07/12/2023 • 10 min gelesen
Wie Mikomax eine Kultur der Inklusion schafft
von Alex Przybyla
Mikomax ist das Gründungsunternehmen und die Fertigungsstätte für Hushoffice, einem schnell aufstrebenden Unternehmen auf dem globalen Markt für schallisolierte Kabinen. Hushoffice ist eines der neuesten Mitglieder der Haworth-Markenfamilie. Mikomax hat seinen Hauptsitz in Łódź in Polen, einem Ort, der für Textilien und Kino bekannt ist.

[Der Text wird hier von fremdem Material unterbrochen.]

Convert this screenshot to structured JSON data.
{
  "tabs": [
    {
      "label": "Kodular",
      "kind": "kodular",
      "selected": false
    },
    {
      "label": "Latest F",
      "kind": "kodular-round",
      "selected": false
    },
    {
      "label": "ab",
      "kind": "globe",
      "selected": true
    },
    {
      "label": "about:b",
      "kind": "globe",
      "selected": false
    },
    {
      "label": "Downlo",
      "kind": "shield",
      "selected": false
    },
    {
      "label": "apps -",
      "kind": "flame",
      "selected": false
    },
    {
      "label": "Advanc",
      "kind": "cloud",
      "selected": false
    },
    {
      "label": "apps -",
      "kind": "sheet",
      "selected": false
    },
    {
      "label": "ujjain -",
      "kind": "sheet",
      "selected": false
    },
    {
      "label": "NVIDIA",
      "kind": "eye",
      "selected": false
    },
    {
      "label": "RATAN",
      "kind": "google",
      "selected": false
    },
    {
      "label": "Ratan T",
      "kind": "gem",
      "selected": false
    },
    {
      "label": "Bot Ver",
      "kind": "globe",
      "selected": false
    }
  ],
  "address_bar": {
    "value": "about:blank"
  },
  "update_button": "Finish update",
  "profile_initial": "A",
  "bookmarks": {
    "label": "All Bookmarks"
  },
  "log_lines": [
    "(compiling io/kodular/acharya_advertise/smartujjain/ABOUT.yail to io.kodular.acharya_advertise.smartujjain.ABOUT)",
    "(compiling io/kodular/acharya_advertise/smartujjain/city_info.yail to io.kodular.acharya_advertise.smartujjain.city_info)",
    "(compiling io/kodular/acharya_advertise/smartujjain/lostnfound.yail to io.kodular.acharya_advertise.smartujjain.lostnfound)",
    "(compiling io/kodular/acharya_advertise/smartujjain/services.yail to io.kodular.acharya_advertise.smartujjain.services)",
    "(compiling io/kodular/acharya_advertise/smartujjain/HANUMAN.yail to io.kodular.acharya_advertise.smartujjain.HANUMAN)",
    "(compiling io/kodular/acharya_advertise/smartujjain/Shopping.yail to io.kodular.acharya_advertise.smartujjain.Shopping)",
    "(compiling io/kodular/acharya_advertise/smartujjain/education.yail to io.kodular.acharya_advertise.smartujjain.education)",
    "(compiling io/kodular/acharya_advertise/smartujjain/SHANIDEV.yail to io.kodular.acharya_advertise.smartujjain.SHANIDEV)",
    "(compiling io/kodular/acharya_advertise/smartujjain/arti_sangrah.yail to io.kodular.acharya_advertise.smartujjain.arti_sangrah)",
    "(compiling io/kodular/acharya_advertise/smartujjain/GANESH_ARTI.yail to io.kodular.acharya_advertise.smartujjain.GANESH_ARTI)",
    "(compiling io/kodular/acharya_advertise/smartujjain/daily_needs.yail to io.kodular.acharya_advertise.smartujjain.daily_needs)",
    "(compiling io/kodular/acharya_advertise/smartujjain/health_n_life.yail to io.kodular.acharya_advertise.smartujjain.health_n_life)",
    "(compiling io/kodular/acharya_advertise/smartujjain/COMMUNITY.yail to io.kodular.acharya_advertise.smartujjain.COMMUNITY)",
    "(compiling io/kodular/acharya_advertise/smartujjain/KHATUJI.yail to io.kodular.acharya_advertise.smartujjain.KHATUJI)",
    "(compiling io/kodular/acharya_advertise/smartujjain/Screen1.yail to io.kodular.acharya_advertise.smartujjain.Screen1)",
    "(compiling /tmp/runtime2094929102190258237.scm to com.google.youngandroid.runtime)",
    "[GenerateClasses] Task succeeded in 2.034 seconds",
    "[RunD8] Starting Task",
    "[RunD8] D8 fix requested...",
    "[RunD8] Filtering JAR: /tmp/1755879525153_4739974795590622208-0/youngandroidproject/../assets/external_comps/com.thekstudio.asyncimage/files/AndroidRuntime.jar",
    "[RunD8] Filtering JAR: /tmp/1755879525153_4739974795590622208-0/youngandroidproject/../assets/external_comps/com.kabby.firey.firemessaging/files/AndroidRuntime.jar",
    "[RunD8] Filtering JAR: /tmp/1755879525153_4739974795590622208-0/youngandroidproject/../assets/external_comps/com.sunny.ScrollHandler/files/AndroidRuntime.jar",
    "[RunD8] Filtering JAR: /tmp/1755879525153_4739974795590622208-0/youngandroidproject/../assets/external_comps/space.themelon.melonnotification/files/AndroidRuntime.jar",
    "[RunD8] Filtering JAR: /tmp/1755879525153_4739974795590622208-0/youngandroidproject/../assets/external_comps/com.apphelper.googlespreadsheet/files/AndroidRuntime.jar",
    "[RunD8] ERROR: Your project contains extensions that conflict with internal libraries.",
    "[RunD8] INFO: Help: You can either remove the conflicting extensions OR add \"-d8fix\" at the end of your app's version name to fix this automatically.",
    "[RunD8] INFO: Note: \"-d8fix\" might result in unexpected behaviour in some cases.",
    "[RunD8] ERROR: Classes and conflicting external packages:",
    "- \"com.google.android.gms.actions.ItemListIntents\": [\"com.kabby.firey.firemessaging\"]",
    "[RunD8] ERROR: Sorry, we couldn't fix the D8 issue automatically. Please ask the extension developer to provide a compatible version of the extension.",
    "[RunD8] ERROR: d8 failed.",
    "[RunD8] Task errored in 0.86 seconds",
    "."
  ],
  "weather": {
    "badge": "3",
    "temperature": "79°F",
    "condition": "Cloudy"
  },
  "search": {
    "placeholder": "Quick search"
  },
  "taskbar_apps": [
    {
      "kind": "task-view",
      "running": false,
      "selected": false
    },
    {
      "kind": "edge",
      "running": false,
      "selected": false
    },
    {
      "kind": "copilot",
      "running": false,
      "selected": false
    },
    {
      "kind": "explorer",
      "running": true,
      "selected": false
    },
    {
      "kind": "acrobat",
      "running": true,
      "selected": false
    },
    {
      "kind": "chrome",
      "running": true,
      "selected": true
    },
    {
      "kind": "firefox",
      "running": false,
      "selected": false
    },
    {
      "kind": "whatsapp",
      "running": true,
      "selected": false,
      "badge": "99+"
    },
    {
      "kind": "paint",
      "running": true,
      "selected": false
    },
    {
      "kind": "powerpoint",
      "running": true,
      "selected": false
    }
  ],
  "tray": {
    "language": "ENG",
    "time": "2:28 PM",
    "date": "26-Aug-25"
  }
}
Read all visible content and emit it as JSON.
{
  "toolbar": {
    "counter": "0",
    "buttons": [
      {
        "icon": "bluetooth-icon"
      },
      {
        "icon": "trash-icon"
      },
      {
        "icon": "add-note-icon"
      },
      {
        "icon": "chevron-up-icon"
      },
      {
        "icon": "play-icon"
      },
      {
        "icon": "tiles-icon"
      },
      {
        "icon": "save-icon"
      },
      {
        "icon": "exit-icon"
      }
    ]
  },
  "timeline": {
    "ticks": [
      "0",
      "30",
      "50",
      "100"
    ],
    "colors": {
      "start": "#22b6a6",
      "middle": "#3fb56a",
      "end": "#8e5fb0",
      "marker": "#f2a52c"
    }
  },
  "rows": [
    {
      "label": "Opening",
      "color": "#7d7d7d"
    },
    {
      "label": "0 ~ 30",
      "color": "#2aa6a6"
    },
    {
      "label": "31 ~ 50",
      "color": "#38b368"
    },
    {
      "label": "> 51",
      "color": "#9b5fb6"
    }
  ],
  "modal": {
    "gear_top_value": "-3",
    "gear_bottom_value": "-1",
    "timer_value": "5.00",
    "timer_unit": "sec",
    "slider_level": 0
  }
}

Seit über 30 Jahren, also praktisch seit der Gründung des Unternehmens, integriert Mikomax gehörlose Beschäftigte in seine Produktionsteams. Wir haben Mikomax besucht, um mehr zu erfahren, die Community kennenzulernen und Informationen über das Inklusionsprogramm zu erhalten. Wir haben mit vielen verschiedenen Menschen im gesamten Unternehmen gesprochen, u. a. mit den Mitarbeitenden am Fließband, der Leiterin der Personalabteilung, den Projektteamleitern, dem Leiter der Fabrik und einem Mitglied der Geschäftsleitung.
Die gehörlosen Teammitglieder bei Mikomax kommunizieren in polnischer Gebärdensprache (Polski Język Migowy, PJM), eine Sprache mit einer faszinierenden Geschichte. PJM unterscheidet sich vom gesprochenen Polnisch. Wie die meisten Sprachen hat es verschiedenste Wurzeln, deren Herkünfte sich nicht mehr nachvollziehen lassen. Weitere Informationen über Gebärdensprachen – z. B. ob man Gebärdensprache „spricht“ oder „verwendet“, ob Gebärdensprachen universell sind und welche Gebärdensprachen in Ihrem Land am weitesten verbreitet sind – finden Sie in unseren Gebärdensprache-FAQ.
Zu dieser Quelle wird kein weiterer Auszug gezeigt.